Hello I found that SLURM installations that use cgroup plugin and have TaskAffinity=yes in cgroup.conf have problems with OpenMPI: all processes on non-launch node are assigned on one core. This leads to quite poor performance. The problem can be seen only if using mpirun to start parallel application in batch script. For example: *mpirun ./mympi* If using srun with PMI affinity is setted properly: *srun ./mympi.*
Close look shows that the reason lies in the way Open MPI use srun to launch ORTE daemons. Here is example of the command line: *srun* *--nodes=1* *--ntasks=1* --kill-on-bad-exit --nodelist=node02 *orted*-mca ess slurm -mca orte_ess_jobid 3799121920 -mca orte_ess_vpid Saying *--nodes=1* *--ntasks=1* to SLURM means that you want to start one task and (with TaskAffinity=yes) it will be binded to one core. Next orted use this affinity as base for all spawned branch processes. If I understand correctly the problem behind using srun is that if you say *srun* *--nodes=1* *--ntasks=4* - then SLURM will spawn 4 independent orted processes binded to different cores which is not what we really need. I found that disabling of cpu binding as a fast hack works good for cgroup plugin. Since job runs inside a group which has core access restrictions, spawned branch processes are executed under nodes scheduler control on all allocated cores. The command line looks like this: srun *--cpu_bind=none* --nodes=1 --ntasks=1 --kill-on-bad-exit --nodelist=node02 orted -mca ess slurm -mca orte_ess_jobid 3799121920 -mca orte_ess_vpid This solution will probably won't work with SLURM task/affinity plugin. Also it may be a bad idea when strong affinity desirable. My patch to stable Open MPI version (1.6.5) is attached to this e-mail.
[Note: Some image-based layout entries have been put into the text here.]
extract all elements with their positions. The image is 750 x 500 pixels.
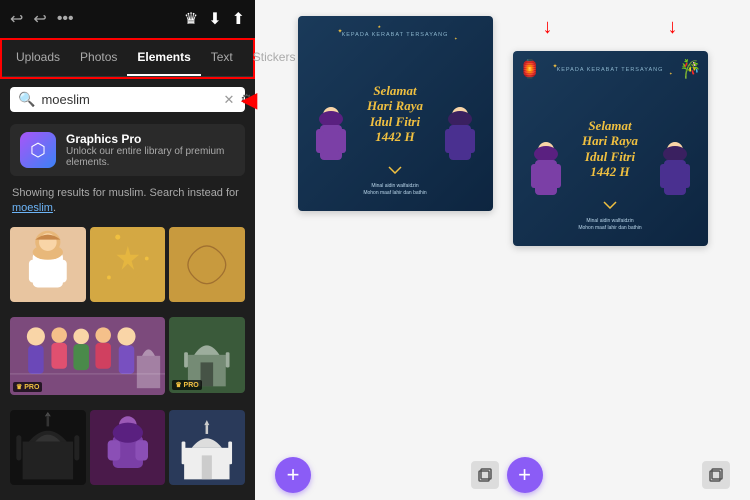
nav-tabs-wrapper: Uploads Photos Elements Text Stickers	[0, 38, 255, 79]
list-item[interactable]	[10, 410, 86, 486]
design-canvas-area: ✦ ✦ ★ KEPADA KERABAT TERSAYANG	[255, 0, 750, 450]
download-icon[interactable]: ⬇	[208, 9, 221, 29]
canvas-1-arrow	[388, 161, 402, 179]
search-arrow-indicator: ◀	[242, 87, 257, 112]
canvas-2-line2: Hari Raya	[582, 133, 638, 149]
bottom-left: +	[275, 457, 311, 493]
clear-icon[interactable]: ✕	[223, 92, 234, 108]
top-toolbar: ↩ ↩ ••• ♛ ⬇ ⬆	[0, 0, 255, 38]
promo-text: Graphics Pro Unlock our entire library o…	[66, 132, 235, 168]
results-message: Showing results for muslim. Search inste…	[12, 187, 239, 199]
elements-grid: ♛ PRO ♛ PRO	[0, 223, 255, 500]
lantern-decoration: 🏮	[519, 59, 541, 80]
nav-tabs: Uploads Photos Elements Text Stickers	[2, 40, 253, 77]
share-icon[interactable]: ⬆	[232, 9, 245, 29]
canvas-1-subtitle: KEPADA KERABAT TERSAYANG	[342, 32, 449, 38]
add-button-2[interactable]: +	[507, 457, 543, 493]
page-indicator-2[interactable]	[702, 461, 730, 489]
crown-icon[interactable]: ♛	[184, 9, 198, 29]
list-item[interactable]	[169, 410, 245, 486]
toolbar-left-icons: ↩ ↩ •••	[10, 9, 74, 29]
results-info: Showing results for muslim. Search inste…	[0, 180, 255, 223]
person-left-2-svg	[521, 138, 571, 218]
toolbar-right-icons: ♛ ⬇ ⬆	[184, 9, 245, 29]
list-item[interactable]	[10, 227, 86, 303]
tab-text[interactable]: Text	[201, 40, 243, 76]
tab-photos[interactable]: Photos	[70, 40, 127, 76]
canvas-2-small-line1: Minal aidin walfaidzin	[578, 218, 641, 225]
canvas-2-main-text: Selamat Hari Raya Idul Fitri 1442 H	[582, 117, 638, 179]
promo-title: Graphics Pro	[66, 132, 235, 146]
star-decor: ★	[378, 24, 382, 29]
canvas-wrapper-2: ↓ ↓ ✦ ✦ 🏮 🎋 KEPADA KERABAT TERSAYANG	[513, 16, 708, 246]
redo-icon[interactable]: ↩	[33, 9, 46, 29]
canvas-2-line4: 1442 H	[582, 164, 638, 180]
promo-subtitle: Unlock our entire library of premium ele…	[66, 146, 235, 168]
page-indicator-1[interactable]	[471, 461, 499, 489]
person-right-2-svg	[650, 138, 700, 218]
bottom-center: +	[471, 457, 543, 493]
search-input[interactable]	[41, 92, 217, 107]
canvas-1-line3: Idul Fitri	[367, 114, 423, 130]
canvas-2[interactable]: ✦ ✦ 🏮 🎋 KEPADA KERABAT TERSAYANG	[513, 51, 708, 246]
canvas-2-line3: Idul Fitri	[582, 149, 638, 165]
list-item[interactable]: ♛ PRO	[169, 317, 245, 393]
canvas-1-small-line1: Minal aidin walfaidzin	[363, 183, 426, 190]
canvas-1-line2: Hari Raya	[367, 98, 423, 114]
list-item[interactable]	[169, 227, 245, 303]
star-decor-3: ✦	[669, 71, 672, 76]
pro-badge: ♛ PRO	[13, 382, 42, 392]
left-panel: ↩ ↩ ••• ♛ ⬇ ⬆ Uploads Photos Elements Te…	[0, 0, 255, 500]
promo-banner[interactable]: ⬡ Graphics Pro Unlock our entire library…	[10, 124, 245, 176]
right-panel: ✦ ✦ ★ KEPADA KERABAT TERSAYANG	[255, 0, 750, 500]
bottom-bar: + +	[255, 450, 750, 500]
tab-stickers[interactable]: Stickers	[243, 40, 306, 76]
search-row: 🔍 ✕ ⚙ ◀	[0, 79, 255, 120]
list-item[interactable]: ♛ PRO	[10, 317, 165, 395]
more-icon[interactable]: •••	[57, 10, 74, 28]
arrow-left-indicator: ↓	[543, 16, 553, 39]
canvas-1-small-line2: Mohon maaf lahir dan bathin	[363, 190, 426, 197]
canvas-2-subtitle: KEPADA KERABAT TERSAYANG	[557, 67, 664, 73]
person-right-svg	[435, 103, 485, 183]
list-item[interactable]	[90, 410, 166, 486]
results-period: .	[53, 202, 56, 214]
bottom-right	[702, 461, 730, 489]
tab-elements[interactable]: Elements	[127, 40, 200, 76]
arrow-right-indicator: ↓	[668, 16, 678, 39]
ketupat-decoration: 🎋	[679, 59, 701, 80]
canvas-2-line1: Selamat	[582, 117, 638, 133]
pro-badge: ♛ PRO	[172, 380, 201, 390]
canvas-1-small-text: Minal aidin walfaidzin Mohon maaf lahir …	[363, 183, 426, 197]
canvas-2-small-text: Minal aidin walfaidzin Mohon maaf lahir …	[578, 218, 641, 232]
canvas-wrapper-1: ✦ ✦ ★ KEPADA KERABAT TERSAYANG	[298, 16, 493, 211]
arrow-indicators: ↓ ↓	[513, 16, 708, 39]
canvas-1-line4: 1442 H	[367, 129, 423, 145]
canvas-1-main-text: Selamat Hari Raya Idul Fitri 1442 H	[367, 82, 423, 144]
copy-icon	[477, 467, 493, 483]
copy-icon-2	[708, 467, 724, 483]
add-button-1[interactable]: +	[275, 457, 311, 493]
promo-icon: ⬡	[20, 132, 56, 168]
canvas-1[interactable]: ✦ ✦ ★ KEPADA KERABAT TERSAYANG	[298, 16, 493, 211]
canvas-2-small-line2: Mohon maaf lahir dan bathin	[578, 225, 641, 232]
tab-uploads[interactable]: Uploads	[6, 40, 70, 76]
search-icon: 🔍	[18, 91, 35, 108]
person-left-svg	[306, 103, 356, 183]
canvas-1-line1: Selamat	[367, 82, 423, 98]
undo-icon[interactable]: ↩	[10, 9, 23, 29]
search-bar: 🔍 ✕ ⚙	[10, 87, 245, 112]
canvas-2-arrow	[603, 196, 617, 214]
results-link[interactable]: moeslim	[12, 202, 53, 214]
star-decor: ✦	[454, 36, 457, 41]
list-item[interactable]	[90, 227, 166, 303]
I will try to make more reliable solution but I need more time and beforehand would like to know opinion of Open MPI developers. -- С Уважением, Поляков Артем Юрьевич Best regards, Artem Y. Polyakov
diff -Naur openmpi-1.6.5-old/orte/mca/plm/slurm/plm_slurm_module.c openmpi-1.6.5-new/orte/mca/plm/slurm/plm_slurm_module.c --- openmpi-1.6.5-old/orte/mca/plm/slurm/plm_slurm_module.c 2012-04-03 10:30:29.000000000 -0400 +++ openmpi-1.6.5-new/orte/mca/plm/slurm/plm_slurm_module.c 2014-02-12 03:59:23.763664648 -0500 @@ -257,6 +257,8 @@ /* add the srun command */ opal_argv_append(&argc, &argv, "srun"); + opal_argv_append(&argc, &argv, "--cpu_bind=none"); /* Append user defined arguments to srun */ if ( NULL != mca_plm_slurm_component.custom_args ) {